AA / Tunis / Esma Ben said
Human Rights Watch (HRW) a accusé lundi, des troupes de maintien de la paix de l’Union africaine (UA) appartenant à un contingent fourni par la République du Congo (Congo-Brazzaville), d’être responsables de "la disparition forcée" d’au moins 11 personnes en Centrafrique, le 24 mars dernier.
D’après des témoignages recueillis par HRW, une vingtaine de militaires appartenant à La Mission Internationale de Soutien à la Centrafrique sous conduite Africaine (MISCA) auraient appréhendé un groupe de 11 personnes parmi lesquelles figuraient quatre femmes, au domicile d’un chef de milice chrétienne anti-Balaka, dans la ville de Boali (80 km au nord de Bangui), informe le communiqué publié en ligne.
Une accusation qu'un des responsables en communication de la MISCA joint par Anadolu à Bangui, le Colonel Ndema Siangeu, a préféré ne pas commenter, reconnaissant toutefois "avoir entendu parler de cette histoire mais rien de plus".

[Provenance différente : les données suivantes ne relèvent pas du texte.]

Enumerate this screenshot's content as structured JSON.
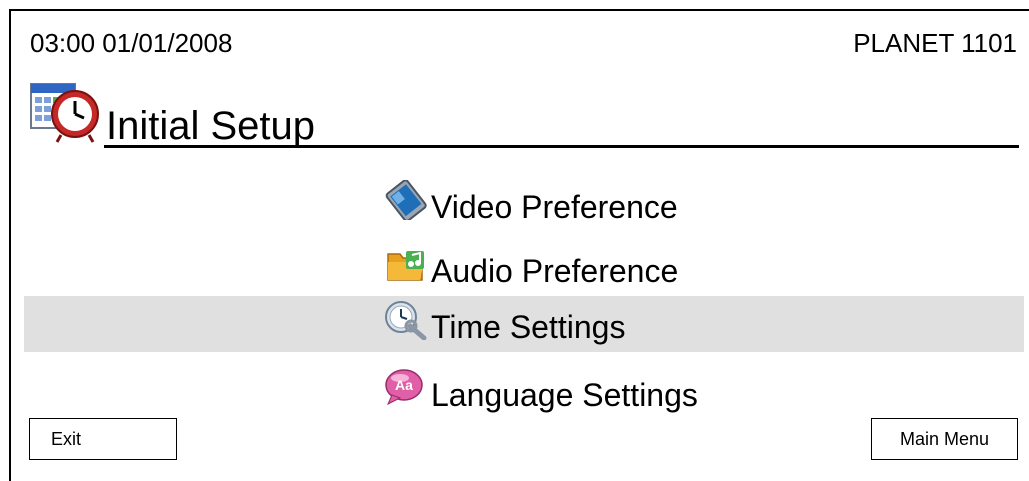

L'arrestation de ces 11 individus par les militaires chargés du maintien de la paix, serait en réponse à l'assassinat d'un soldat de la paix congolais par des anti-Balaka le 24 mars 2014, précise le communiqué du HRW.
Depuis cet évènement, les familles sont " sans nouvelles des personnes arrêtées, bien que leurs familles aient cherché à se renseigner sur leur sort à la base de la MISCA et dans les postes de police de la région ", poursuit le texte.
"L'Union africaine doit divulguer ce qu'il est advenu de ce groupe de personnes qui ont été arrêtées et emmenées par des militaires congolais chargés du maintien de la paix ", a déclaré le directeur de la division Urgences à HRW, Peter Bouckaert, cité par la même source.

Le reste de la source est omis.